Oh, rage. Oh, désespoir! Voilà ce que nous inspire l’étincelle qu’on croyait “ miraculeuse“. Oui, celle-là même qui a emporté Mohamed Bouazizi. Elle n’a pas insufflé la flamme d’un nouveau modèle économique. Au contraire, elle a même réduit l’ancien en cendres. De quels objectifs de la révolution on peut se prévaloir, si on ne relance pas l’économie?
Flash back sur cet épicentre lequel, pensait-on naïvement, allait nous conduire vers un palier supérieur. Nous rêvions d’une perspective économique de prospérité avec un horizon sans fin. Bouazizi s’est immolé par le feu pour réclamer le droit à vivre de son travail. On pensait que c’était le strike pour un “big- bang“ de croissance qui allait nous propulser vers l’économie du savoir où les plus démunis trouveraient, enfin, une place. Hélas, l’économie est toujours au tapis et elle ne répond plus à l’électrochoc du “Go and Stop“. Est-ce qu’on lui a fait prendre un autre chemin?
La disgrâce des agences de notation
L’année 2011 nous a ravagé notre potentiel au point de provoquer un certain désenchantement révolutionnaire. L’onde de choc est allée trop loin. Jamais l’économie n’a fait un plongeon à -1,8%. Suite à cela, quelques experts s’étaient gargarisés de l’espoir de redressement selon le tracé de la célèbre courbe en J et son rebond bienfaisant. L’ennui est qu’à la fin du premier trimestre 2012, S&P nous assénait un premier camouflet, nous déclassant d’un cran. Le gouvernement Jebali, pavoisait avec beaucoup d’assurance rappelant que ce malus concernait la gestion Ben Ali et que le pays était sur une pente de croissance de 4,5% et que le meilleur suivrait. On a fini l’année à 3,6%. S’en est suivie une polémique quant à savoir s’il fallait oui ou non le majorer ou la minorer du taux des -1,8% de l’année précédente. Querelle oiseuse qui n’a fait qu’amplifier depuis, marquant le déraillement du débat et la mise off-track de l’économie.
L’année 2013: La descente aux enfers
Le gouvernement, qui a changé de mains depuis, s’enfonce dans un autisme dont il ne semble pas revenir. Sa parole seule compte, envers et contre tous. Les agences de notation ne nous ont jamais caché le fond de leur pensée. En 2013, ils nous ont signifié, lors de la cascade des trois dégradations successives, record absolu dans le “looping“ de l’économie, la mention “perspective négative“. Et l’on se contentait de répéter, «c’est la faute à la crise politique qui s’est installée suite à la rafale d’assassinats politiques ainsi que du grippage institutionnel».

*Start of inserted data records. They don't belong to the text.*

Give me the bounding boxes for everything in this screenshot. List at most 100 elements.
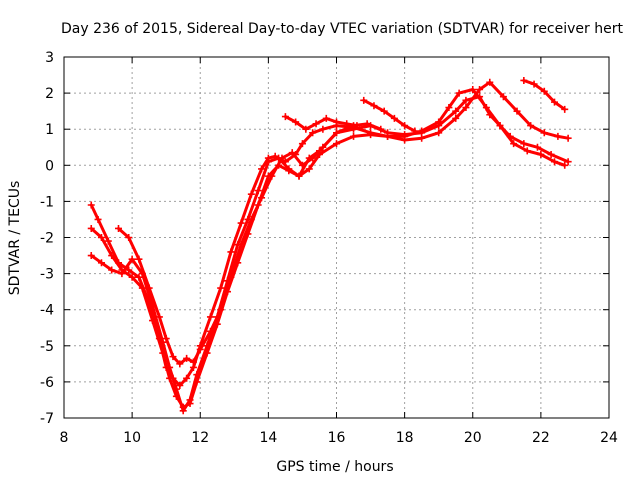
data-point (333, 129, 340, 137)
x-tick-label: 16 (328, 430, 346, 446)
data-point (268, 172, 276, 180)
series-track-6 (360, 96, 419, 135)
data-point (445, 104, 453, 112)
chart-title: Day 236 of 2015, Sidereal Day-to-day VTE… (61, 21, 623, 37)
series-line (522, 79, 567, 111)
data-point (203, 342, 211, 350)
data-point (513, 107, 521, 115)
x-tick-label: 20 (464, 430, 482, 446)
data-point (533, 143, 541, 151)
data-point (128, 255, 136, 263)
data-point (196, 345, 204, 353)
data-point (312, 120, 320, 128)
data-point (258, 194, 266, 202)
data-point (564, 158, 572, 166)
y-tick-label: -2 (40, 231, 54, 247)
data-series (87, 76, 572, 415)
data-point (367, 131, 375, 139)
data-point (247, 190, 255, 198)
data-point (547, 150, 555, 158)
y-tick-label: 2 (45, 86, 54, 102)
data-point (462, 104, 470, 112)
series-track-7 (520, 76, 569, 113)
data-point (217, 284, 225, 292)
data-point (530, 80, 538, 88)
data-point (363, 120, 371, 128)
data-point (469, 85, 477, 93)
data-point (462, 96, 470, 104)
series-track-5 (281, 113, 361, 133)
data-point (551, 158, 558, 166)
data-point (135, 255, 143, 263)
data-point (540, 129, 548, 137)
data-point (322, 114, 330, 122)
data-point (176, 360, 184, 368)
data-point (360, 96, 368, 104)
data-point (217, 306, 225, 314)
data-point (145, 284, 153, 292)
data-point (193, 371, 201, 379)
x-tick-label: 12 (191, 430, 209, 446)
data-point (159, 338, 167, 346)
data-point (452, 114, 460, 122)
data-point (384, 129, 392, 137)
data-point (176, 382, 184, 390)
data-point (237, 241, 245, 249)
axis-ticks (63, 56, 610, 419)
data-point (520, 140, 528, 148)
data-point (380, 107, 388, 115)
data-point (206, 313, 214, 321)
data-point (155, 313, 163, 321)
data-point (353, 122, 361, 130)
data-point (411, 127, 419, 135)
y-tick-label: -6 (40, 375, 54, 391)
data-point (264, 158, 272, 166)
data-point (319, 143, 327, 151)
data-point (499, 93, 507, 101)
data-point (108, 252, 116, 260)
data-point (258, 165, 266, 173)
data-point (189, 358, 197, 366)
data-point (370, 102, 378, 110)
data-point (298, 161, 306, 169)
data-point (87, 201, 95, 209)
x-tick-label: 14 (259, 430, 277, 446)
y-tick-labels: -7 -6 -5 -4 -3 -2 -1 0 1 2 3 (40, 50, 54, 427)
data-point (435, 122, 443, 130)
data-point (333, 118, 340, 126)
data-point (285, 165, 293, 173)
data-point (476, 93, 484, 101)
data-point (118, 270, 126, 278)
data-point (302, 125, 310, 133)
data-point (418, 129, 426, 137)
data-point (183, 374, 191, 382)
data-point (247, 215, 255, 223)
data-point (179, 407, 187, 415)
series-line (89, 80, 570, 409)
data-point (564, 134, 572, 142)
x-tick-label: 22 (532, 430, 550, 446)
y-tick-label: 0 (45, 158, 54, 174)
data-point (183, 354, 191, 362)
data-point (138, 284, 146, 292)
data-point (390, 114, 398, 122)
data-point (455, 89, 463, 97)
series-line (89, 95, 570, 413)
data-point (135, 273, 143, 281)
data-point (87, 224, 95, 232)
data-point (125, 234, 133, 241)
y-tick-label: -5 (40, 339, 54, 355)
x-tick-label: 24 (600, 430, 618, 446)
x-tick-label: 8 (60, 430, 69, 446)
data-point (97, 234, 105, 241)
data-point (295, 172, 303, 180)
data-point (551, 98, 558, 106)
data-point (292, 118, 300, 126)
data-point (115, 224, 122, 232)
data-point (288, 149, 296, 157)
data-point (540, 87, 548, 95)
x-axis-title: GPS time / hours (276, 459, 393, 475)
data-point (172, 385, 180, 393)
data-point (162, 335, 170, 343)
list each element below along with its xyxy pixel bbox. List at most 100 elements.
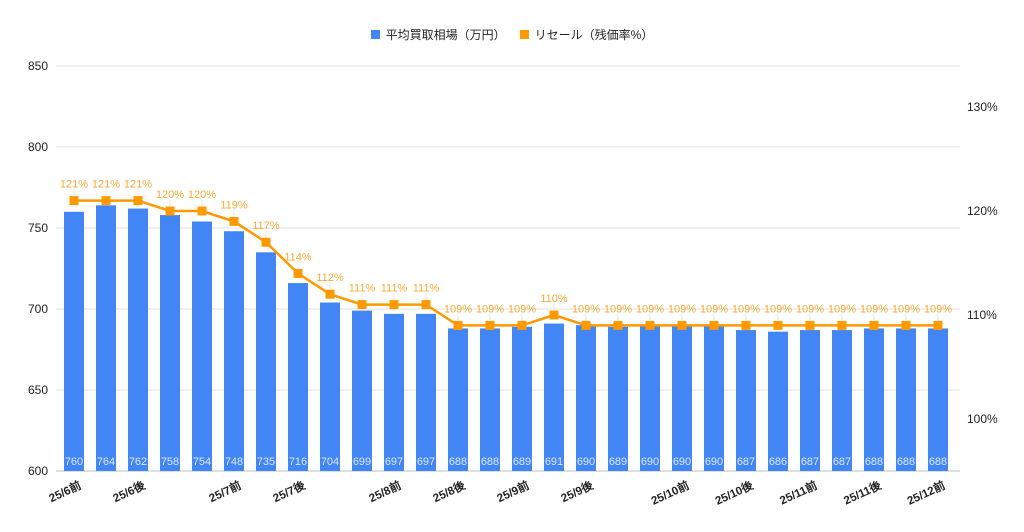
line-marker <box>805 320 815 330</box>
bar-value-label: 688 <box>449 456 467 468</box>
right-axis-tick: 130% <box>967 100 998 114</box>
line-value-label: 120% <box>188 189 216 201</box>
bar <box>128 208 148 471</box>
line-marker <box>197 206 207 216</box>
bar-value-label: 690 <box>641 456 659 468</box>
line-value-label: 109% <box>604 303 632 315</box>
line-marker <box>645 320 655 330</box>
x-axis-tick: 25/7前 <box>207 478 244 505</box>
x-axis-tick: 25/6前 <box>47 478 84 505</box>
x-axis-tick: 25/8後 <box>431 478 468 505</box>
legend-item-line[interactable]: リセール（残価率%） <box>519 26 654 43</box>
bar <box>224 231 244 471</box>
line-marker <box>709 320 719 330</box>
bar-value-label: 735 <box>257 456 275 468</box>
bar <box>384 313 404 471</box>
line-value-label: 109% <box>860 303 888 315</box>
bar-value-label: 764 <box>97 456 115 468</box>
x-axis-tick: 25/12前 <box>905 478 948 508</box>
bar-value-label: 699 <box>353 456 371 468</box>
bar-value-label: 754 <box>193 456 211 468</box>
line-marker <box>933 320 943 330</box>
chart-legend: 平均買取相場（万円） リセール（残価率%） <box>0 26 1024 43</box>
line-value-label: 109% <box>828 303 856 315</box>
bar-value-label: 690 <box>673 456 691 468</box>
line-value-label: 121% <box>92 179 120 191</box>
line-swatch-icon <box>519 30 529 39</box>
legend-line-label: リセール（残価率%） <box>534 28 654 42</box>
line-marker <box>773 320 783 330</box>
line-value-label: 109% <box>700 303 728 315</box>
x-axis-tick: 25/7後 <box>271 478 308 505</box>
x-axis-tick: 25/10前 <box>649 478 692 508</box>
bar <box>96 205 116 471</box>
x-axis-tick: 25/10後 <box>713 478 756 508</box>
left-axis-tick: 650 <box>28 383 48 397</box>
legend-bar-label: 平均買取相場（万円） <box>385 28 506 42</box>
bar-value-label: 687 <box>801 456 819 468</box>
line-marker <box>229 216 239 226</box>
bar <box>704 325 724 471</box>
bar <box>352 310 372 471</box>
bar <box>192 221 212 471</box>
resale-line <box>74 199 938 327</box>
left-axis-tick: 800 <box>28 140 48 154</box>
line-marker <box>485 320 495 330</box>
line-marker <box>101 196 111 206</box>
line-value-label: 120% <box>156 189 184 201</box>
bar <box>448 328 468 471</box>
legend-item-bar[interactable]: 平均買取相場（万円） <box>370 26 506 43</box>
line-value-label: 109% <box>476 303 504 315</box>
x-axis-tick: 25/9前 <box>495 478 532 505</box>
left-axis-tick: 850 <box>28 59 48 73</box>
line-marker <box>837 320 847 330</box>
bar-value-label: 690 <box>577 456 595 468</box>
bar-value-label: 689 <box>513 456 531 468</box>
x-axis-tick: 25/11前 <box>777 478 819 508</box>
bar-value-label: 690 <box>705 456 723 468</box>
bar-swatch-icon <box>370 30 380 39</box>
line-marker <box>133 196 143 206</box>
line-marker <box>165 206 175 216</box>
line-marker <box>517 320 527 330</box>
line-value-label: 109% <box>572 303 600 315</box>
line-value-label: 109% <box>732 303 760 315</box>
line-marker <box>613 320 623 330</box>
line-value-label: 109% <box>764 303 792 315</box>
x-axis-tick: 25/8前 <box>367 478 404 505</box>
x-axis-tick: 25/11後 <box>841 478 883 508</box>
left-axis-tick: 600 <box>28 464 48 478</box>
bar <box>256 252 276 471</box>
bar <box>864 328 884 471</box>
line-value-label: 109% <box>636 303 664 315</box>
line-marker <box>421 300 431 310</box>
line-marker <box>869 320 879 330</box>
bar-value-label: 716 <box>289 456 307 468</box>
bar-value-label: 697 <box>417 456 435 468</box>
bar <box>64 211 84 472</box>
bar <box>512 326 532 471</box>
bar-value-label: 697 <box>385 456 403 468</box>
bar <box>608 326 628 471</box>
line-marker <box>293 268 303 278</box>
bar <box>896 328 916 471</box>
bar-value-label: 748 <box>225 456 243 468</box>
bar-value-label: 762 <box>129 456 147 468</box>
bar <box>160 215 180 471</box>
line-marker <box>325 289 335 299</box>
bar <box>928 328 948 471</box>
x-axis-tick: 25/9後 <box>559 478 596 505</box>
line-marker <box>453 320 463 330</box>
line-value-label: 110% <box>540 293 568 305</box>
bar <box>768 331 788 471</box>
bar-value-label: 688 <box>865 456 883 468</box>
left-axis-tick: 750 <box>28 221 48 235</box>
line-value-label: 111% <box>381 283 408 295</box>
right-axis-tick: 110% <box>967 308 997 322</box>
bar-value-label: 686 <box>769 456 787 468</box>
bar-value-label: 688 <box>897 456 915 468</box>
bar <box>416 313 436 471</box>
line-value-label: 111% <box>349 283 376 295</box>
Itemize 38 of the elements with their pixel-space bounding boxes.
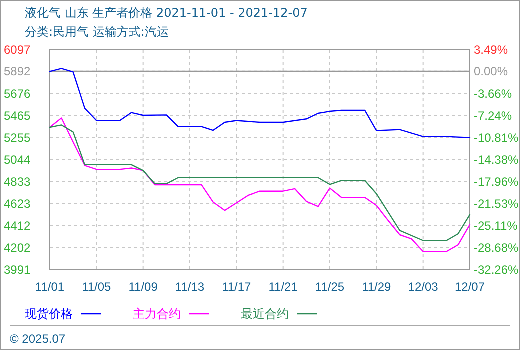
y-tick-label: 5676 — [4, 86, 32, 101]
y2-tick-label: -10.81% — [474, 131, 520, 145]
y-tick-label: 5465 — [4, 109, 32, 124]
x-tick-label: 11/17 — [222, 280, 252, 294]
text: © 2025.07 — [10, 332, 66, 346]
x-tick-label: 11/01 — [35, 280, 65, 294]
y2-tick-label: -28.68% — [474, 240, 520, 255]
y2-tick-label: -17.96% — [474, 175, 520, 189]
x-tick-label: 12/07 — [454, 280, 486, 294]
y-tick-label: 4833 — [4, 175, 32, 190]
x-tick-label: 11/21 — [268, 280, 298, 294]
y-tick-label: 4623 — [4, 196, 32, 211]
y-tick-label: 5892 — [4, 64, 32, 78]
x-tick-label: 11/13 — [175, 280, 205, 294]
legend-label: 最近合约 — [241, 307, 289, 321]
legend-label: 主力合约 — [133, 307, 181, 321]
y-tick-label: 5255 — [4, 130, 32, 145]
x-tick-label: 11/29 — [362, 280, 392, 294]
y2-tick-label: 0.00% — [474, 64, 508, 78]
y-tick-label: 3991 — [4, 263, 32, 277]
y2-tick-label: -21.53% — [474, 196, 520, 211]
chart-subtitle: 分类:民用气 运输方式:汽运 — [25, 25, 169, 39]
y2-tick-label: -14.38% — [474, 152, 520, 167]
y-tick-label: 6097 — [4, 43, 32, 57]
x-tick-label: 11/09 — [128, 280, 158, 294]
y2-tick-label: -25.11% — [474, 219, 518, 233]
y2-tick-label: -7.24% — [474, 109, 512, 124]
x-tick-label: 12/03 — [408, 280, 439, 294]
y2-tick-label: -32.26% — [474, 263, 520, 277]
chart-title: 液化气 山东 生产者价格 2021-11-01 - 2021-12-07 — [25, 6, 308, 20]
x-tick-label: 11/25 — [315, 280, 345, 294]
legend-label: 现货价格 — [25, 307, 73, 321]
y-tick-label: 4412 — [4, 219, 32, 234]
y2-tick-label: 3.49% — [474, 43, 508, 57]
x-tick-label: 11/05 — [82, 280, 112, 294]
y2-tick-label: -3.66% — [474, 87, 512, 101]
y-tick-label: 4202 — [4, 240, 32, 255]
y-tick-label: 5044 — [4, 153, 32, 167]
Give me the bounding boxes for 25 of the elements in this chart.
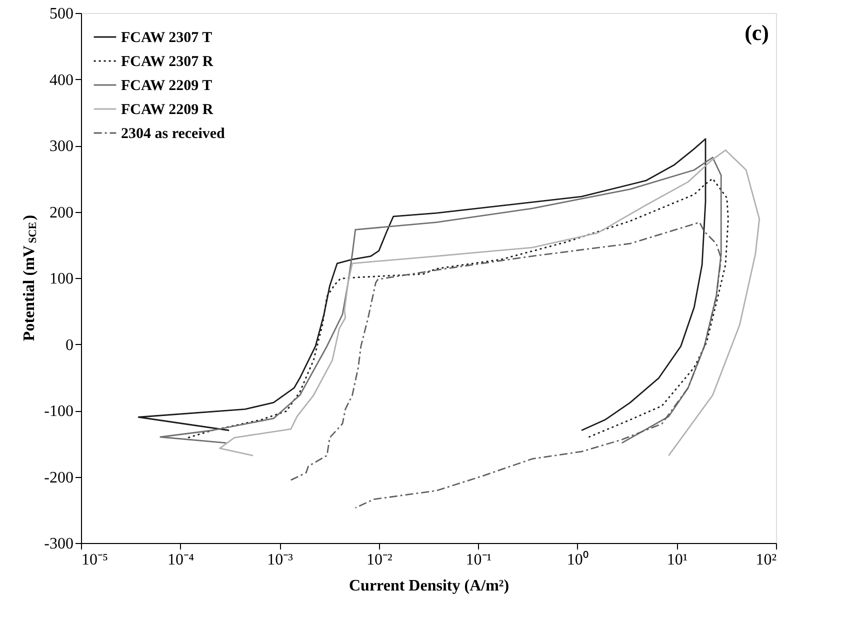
- x-tick-label: 10⁻³: [267, 552, 294, 568]
- y-tick-label: 200: [50, 204, 74, 222]
- x-tick-label: 10⁻⁵: [82, 552, 108, 568]
- x-tick-label: 10⁰: [566, 550, 589, 568]
- legend-label: FCAW 2307 T: [121, 30, 212, 46]
- x-tick-label: 10⁻¹: [466, 552, 492, 568]
- legend-label: FCAW 2209 R: [121, 102, 214, 118]
- y-tick-label: 0: [66, 336, 74, 354]
- y-tick-label: 100: [50, 270, 74, 288]
- x-axis-title: Current Density (A/m²): [348, 578, 510, 594]
- y-tick-label: 400: [50, 72, 74, 89]
- legend-label: FCAW 2307 R: [121, 54, 214, 70]
- y-tick-label: 500: [50, 6, 74, 22]
- y-tick-label: 300: [50, 138, 74, 155]
- y-tick-label: -100: [44, 403, 74, 420]
- legend-label: 2304 as received: [121, 126, 226, 142]
- legend-label: FCAW 2209 T: [121, 78, 212, 94]
- y-tick-label: -300: [44, 536, 74, 552]
- x-tick-label: 10¹: [666, 552, 688, 568]
- x-tick-label: 10²: [756, 552, 777, 568]
- y-axis-title: Potential (mVSCE): [21, 214, 39, 342]
- x-tick-label: 10⁻²: [366, 552, 392, 568]
- x-tick-label: 10⁻⁴: [167, 552, 194, 568]
- y-tick-label: -200: [44, 469, 74, 486]
- annotation: (c): [744, 20, 769, 45]
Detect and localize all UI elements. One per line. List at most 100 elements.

L’économie, par ailleurs, ne manque pas de vigueur. On a vu depuis, le dinar vriller à plus de 10% de sa valeur, l’investissement peiner à moins de 23% du PIB, l’épargne stagner à 16% du PIB, l’inflation persister à près de 6% et le chômage -en dépit d’un léger mieux en moyenne nationale à moins de 16%, exploser pour les diplômés du supérieur à 33%. Ne parlons pas des déficits qui explosent. Celui commercial est voisin de 10 milliards de dinars pour les 10 premiers mois et celui budgétaire, bien malin qui pourrait le comprimer.
Le raz-de-marée de l’informel
Il est vrai que la crise politique a fini par prendre l’économie en otage, mais ce n’est pas tout. La volonté de redresse l’économie se réfugie derrière le paravent des réformes. Or celles-ci ne produiront leurs effets qu’avec une certaine latence si tant est que le climat social permet leur application.
Dans l’intervalle, cependant, on nous a insidieusement inondés d’économie informelle. Et c’est bien ce que récusent conjointement UTICA et UGTT. Cet espace diffus n’assure pas de protection aux travailleurs et prive l’entreprise de son espace vital. L’économie organisée est de ce fait hors circuit.
Finalement la malédiction de Bouazizi nous poursuit? Au lieu d’avoir une économie du savoir, nous nous retrouvons avec une économie pour marchands ambulants. Oui, l’économie est la grosse perdante de ce 17 décembre. Et, elle n’est pas près de recouvrer la santé.